Para se viver, não há uma receita única. “A vida é a de cada um”, já dizia José Ortega Y Gasset. E cada qual é um vazio à espera de alguma água. Durante toda a nossa vida, fugimos de quem já fomos um dia, mesmo que por pouco tempo - sinal de aprendizados? Por vezes, conseguimos escapar, outras não. A todo instante, parece que entramos em contato com a existência da essência das coisas, chegamos a entendê-la como real, mas logo somos afetados por sua falta. Sim, cavalheiros, o essencial existe e falta. E como falta, some.

E como às vezes o único bem é o nosso ser, requeremos o bem que mais nos aporta, que mais nos incendeia, que menos nos castiga.
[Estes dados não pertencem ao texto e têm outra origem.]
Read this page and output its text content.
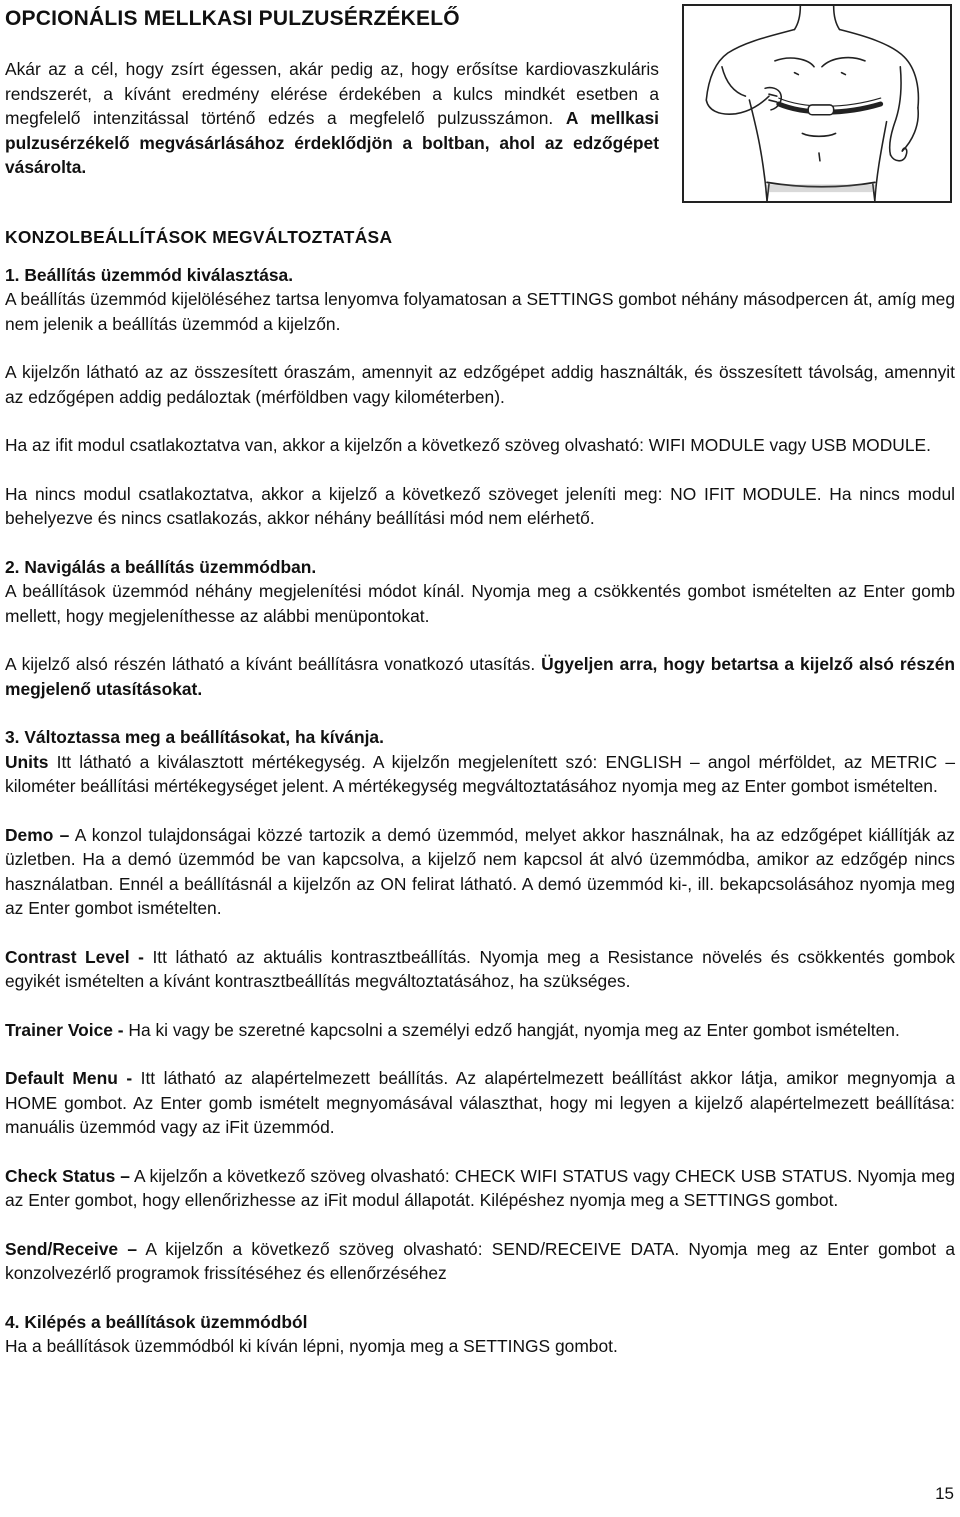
OPCIONÁLIS MELLKASI PULZUSÉRZÉKELŐ

Akár az a cél, hogy zsírt égessen, akár pedig az, hogy erősítse kardiovaszkuláris rendszerét, a kívánt eredmény elérése érdekében a kulcs mindkét esetben a megfelelő intenzitással történő edzés a megfelelő pulzusszámon. A mellkasi pulzusérzékelő megvásárlásához érdeklődjön a boltban, ahol az edzőgépet vásárolta.

KONZOLBEÁLLÍTÁSOK MEGVÁLTOZTATÁSA
1. Beállítás üzemmód kiválasztása.

A beállítás üzemmód kijelöléséhez tartsa lenyomva folyamatosan a SETTINGS gombot néhány másodpercen át, amíg meg nem jelenik a beállítás üzemmód a kijelzőn.

A kijelzőn látható az az összesített óraszám, amennyit az edzőgépet addig használták, és összesített távolság, amennyit az edzőgépen addig pedáloztak (mérföldben vagy kilométerben).

Ha az ifit modul csatlakoztatva van, akkor a kijelzőn a következő szöveg olvasható: WIFI MODULE vagy USB MODULE.

Ha nincs modul csatlakoztatva, akkor a kijelző a következő szöveget jeleníti meg: NO IFIT MODULE. Ha nincs modul behelyezve és nincs csatlakozás, akkor néhány beállítási mód nem elérhető.

2. Navigálás a beállítás üzemmódban.

A beállítások üzemmód néhány megjelenítési módot kínál. Nyomja meg a csökkentés gombot ismételten az Enter gomb mellett, hogy megjeleníthesse az alábbi menüpontokat.

A kijelző alsó részén látható a kívánt beállításra vonatkozó utasítás. Ügyeljen arra, hogy betartsa a kijelző alsó részén megjelenő utasításokat.

3. Változtassa meg a beállításokat, ha kívánja.

Units Itt látható a kiválasztott mértékegység. A kijelzőn megjelenített szó: ENGLISH – angol mérföldet, az METRIC – kilométer beállítási mértékegységet jelent. A mértékegység megváltoztatásához nyomja meg az Enter gombot ismételten.

Demo – A konzol tulajdonságai közzé tartozik a demó üzemmód, melyet akkor használnak, ha az edzőgépet kiállítják az üzletben. Ha a demó üzemmód be van kapcsolva, a kijelző nem kapcsol át alvó üzemmódba, amikor az edzőgép nincs használatban. Ennél a beállításnál a kijelzőn az ON felirat látható. A demó üzemmód ki-, ill. bekapcsolásához nyomja meg az Enter gombot ismételten.

Contrast Level - Itt látható az aktuális kontrasztbeállítás. Nyomja meg a Resistance növelés és csökkentés gombok egyikét ismételten a kívánt kontrasztbeállítás megváltoztatásához, ha szükséges.

Trainer Voice - Ha ki vagy be szeretné kapcsolni a személyi edző hangját, nyomja meg az Enter gombot ismételten.

Default Menu - Itt látható az alapértelmezett beállítás. Az alapértelmezett beállítást akkor látja, amikor megnyomja a HOME gombot. Az Enter gomb ismételt megnyomásával választhat, hogy mi legyen a kijelző alapértelmezett beállítása: manuális üzemmód vagy az iFit üzemmód.

Check Status – A kijelzőn a következő szöveg olvasható: CHECK WIFI STATUS vagy CHECK USB STATUS. Nyomja meg az Enter gombot, hogy ellenőrizhesse az iFit modul állapotát. Kilépéshez nyomja meg a SETTINGS gombot.

Send/Receive – A kijelzőn a következő szöveg olvasható: SEND/RECEIVE DATA. Nyomja meg az Enter gombot a konzolvezérlő programok frissítéséhez és ellenőrzéséhez

4. Kilépés a beállítások üzemmódból

Ha a beállítások üzemmódból ki kíván lépni, nyomja meg a SETTINGS gombot.

15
Por isso, buscamos em meio a nossas mortes diárias o amor nas qualidades de alguém, o abrigo nas aparências que nos são generosas e o estilo naquilo que tende a se perder de vista. Traímo-nos compassadamente em busca de mil caminhos que não nos levarão a absolutamente nada, mas caminhos. Seguir ou se deixar abater pela desordem do mundo, eis uma questão difícil. 

Qual o limite de nosso próprio charlatanismo enquanto ser humano? Onde dará o impostor de nós? A traição é mesmo a maior característica do homem? Sacrificamos verdades históricas em prol de verdades ideais, assim sem mais nem menos? Quão vago se encontra nosso ideário ontológico? A vida e suas questões perturbadoras, fazendo-nos duvidar de movimentos antes tidos como pétreos, inquebrantáveis, mas de composições bem tênues. 

A ideia da realidade a la Platão, alimento de cárcere do homem por longos séculos da civilização ocidental, pode a qualquer momento dar lugar à crença na verdade do reflexo. Para isso acontecer, basta acreditarmos na refundação do homem e na possibilidade de reformulação do caos instalado, porque antes da essência vem a existência. E existir, como sabemos, custa muito.

Viver, cavalheiros, é saber onde enfiar a cara no resoluto espaço necessário de aparição, mas também saber desaparecer na hora certa. Burrice é esquecer-se de si mesmo e procurar no outro a base para uma ideologia. O ser ideológico, que é artefato mais da massa do que de si próprio, pode ser encarado como uma aberração. Por que mesmo deixamos de cuidar de nós e passamos a transferir cuidados aos outros, se a preocupação maior é manter-se vivo diante das possibilidades diuturnas de morte?

Viver é deixar de disse-me-disse. E doar-se, é morrer? Onde fica a fonte de todo o prazer possível? Quais as puras aspirações a sentir nossos pulsos em sangue? Emprestar um pouco de nossas vidas a quem? Por que acreditar que ser grande é conseguir trocar de pele facilmente? E esse palavrório todo, de que servirá ao final de tudo? Um conselho soaria impróprio? Se possível, deixemos de concluir os pensamentos, a vida requer reticências. Muitas reticências...


Este texto foi escrito após a leitura do livro SOBRE O BLABLABÁ E O MAS-MAS DOS FILÓSOFOS, de Frédéric Schiffter.